Presiden Direktur PT Freeport Indonesia (PTFI) Tony Wenas mengatakan sebuah tambang bisa dikelola secara berkelanjutan (sustainable). Meskipun kegiatan pertambangan berdampak pada perubahan bentang alam dan bahan yang ditambang bukan termasuk renewable resources namun pengelolaan kegiatan pertambangan dapat dilakukan dengan prinsip-prinsip keberlanjutan (sustainability principles).

Tony mencontohkan dengan apa yang dilakukan oleh PT Freeport Indonesia dalam mengelola tambang di Tembagapura, Papua. Seluruh kebijakan yang dibuat merujuk pada komitmen perusahaan terhadap para pemangku kepentingan, meliputi aspek lingkungan, sosial, ketenagakerjaan, HAM, dan tata kelola (governance).

"Kami mengikuti kaidah praktik-praktik pertambangan yang baik dan benar (good mining practices)," tegas Tony kepada detikcom beberapa waktu lalu. "Pada proses penambangan yang kami lakukan, bijih yang telah ditambang digerus menjadi halus, untuk kemudian dikirim ke pabrik pengolahan (mill). Dalam proses ini, bijih yang telah digerus halus dicampur dengan reagen, sehingga terjadi proses fisika bukan proses kimia. Kami tidak menggunakan sianida, tidak ada merkuri dan juga zat-zat yang membahayakan," kata Tony.

Dalam proses tersebut, lanjut Tony, mineral berharga akan terapung dan yang tak berharga akan tenggelam yang kemudian akan menjadi tailing (limbah tambang). "Tailing ini dialirkan dalam suatu sistem sungai yang sudah didedikasikan untuk itu dan dengan izin Bupati, Gubernur, Menteri KLHK dan juga tertuang di dalam AMDALnya. Ini semua diendapkan di satu daerah yang namanya tailing deposition area seluas 23.000 hektare," imbuh Tony.

Tony mengatakan tailing tersebut berbentuk pasir halus dan sama sekali tidak berbahaya karena sudah lolos serangkaian test. Bahkan, menurut Tony, tailing yang sudah tidak aktif bisa tumbuh tanaman di atasnya dengan mudah baik secara alami maupun dengan bantuan tangan manusia.

"Seperti yang bisa dilihat (di area tailing) ada begitu banyak tanaman yang bisa tumbuh, buah-buahan, tanaman keras, ikan-ikan juga bisa hidup di situ. Cuma memang volumenya (tailing) besar," ujarnya.

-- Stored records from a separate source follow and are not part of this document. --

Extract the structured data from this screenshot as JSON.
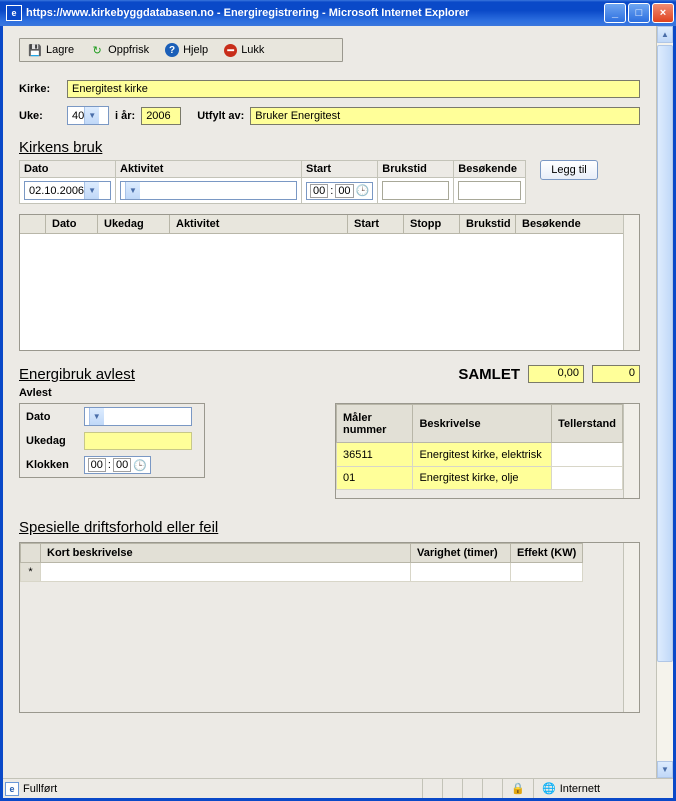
{
  "window": {
    "title": "https://www.kirkebyggdatabasen.no - Energiregistrering - Microsoft Internet Explorer"
  },
  "toolbar": {
    "save": "Lagre",
    "refresh": "Oppfrisk",
    "help": "Hjelp",
    "close": "Lukk"
  },
  "header": {
    "kirke_label": "Kirke:",
    "kirke_value": "Energitest kirke",
    "uke_label": "Uke:",
    "uke_value": "40",
    "iaar_label": "i år:",
    "iaar_value": "2006",
    "utfylt_label": "Utfylt av:",
    "utfylt_value": "Bruker Energitest"
  },
  "kirkens_bruk": {
    "title": "Kirkens bruk",
    "cols": {
      "dato": "Dato",
      "aktivitet": "Aktivitet",
      "start": "Start",
      "brukstid": "Brukstid",
      "besok": "Besøkende"
    },
    "dato_value": "02.10.2006",
    "start_hh": "00",
    "start_mm": "00",
    "add_btn": "Legg til",
    "list_cols": {
      "dato": "Dato",
      "ukedag": "Ukedag",
      "aktivitet": "Aktivitet",
      "start": "Start",
      "stopp": "Stopp",
      "brukstid": "Brukstid",
      "besok": "Besøkende"
    }
  },
  "energibruk": {
    "title": "Energibruk avlest",
    "samlet_label": "SAMLET",
    "samlet_a": "0,00",
    "samlet_b": "0",
    "avlest_label": "Avlest",
    "dato_label": "Dato",
    "ukedag_label": "Ukedag",
    "klokken_label": "Klokken",
    "klokken_hh": "00",
    "klokken_mm": "00",
    "meter_cols": {
      "num": "Måler nummer",
      "besk": "Beskrivelse",
      "stand": "Tellerstand"
    },
    "meters": [
      {
        "num": "36511",
        "besk": "Energitest kirke, elektrisk",
        "stand": ""
      },
      {
        "num": "01",
        "besk": "Energitest kirke, olje",
        "stand": ""
      }
    ]
  },
  "drift": {
    "title": "Spesielle driftsforhold eller feil",
    "cols": {
      "besk": "Kort beskrivelse",
      "var": "Varighet (timer)",
      "eff": "Effekt (KW)"
    },
    "new_marker": "*"
  },
  "status": {
    "left": "Fullført",
    "right": "Internett"
  }
}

Soal reklamasi, Tony menuturkan hal itu merupakan kewajiban dari PTFI untuk berusaha mengembalikan flora seperti di awal meski kontur yang ada pada area tambang tidak bisa berubah. Tetapi, PTFI berusaha sedemikian rupa untuk tetap menjaga flora dan fauna yang ada sebelum adanya kegiatan menambang.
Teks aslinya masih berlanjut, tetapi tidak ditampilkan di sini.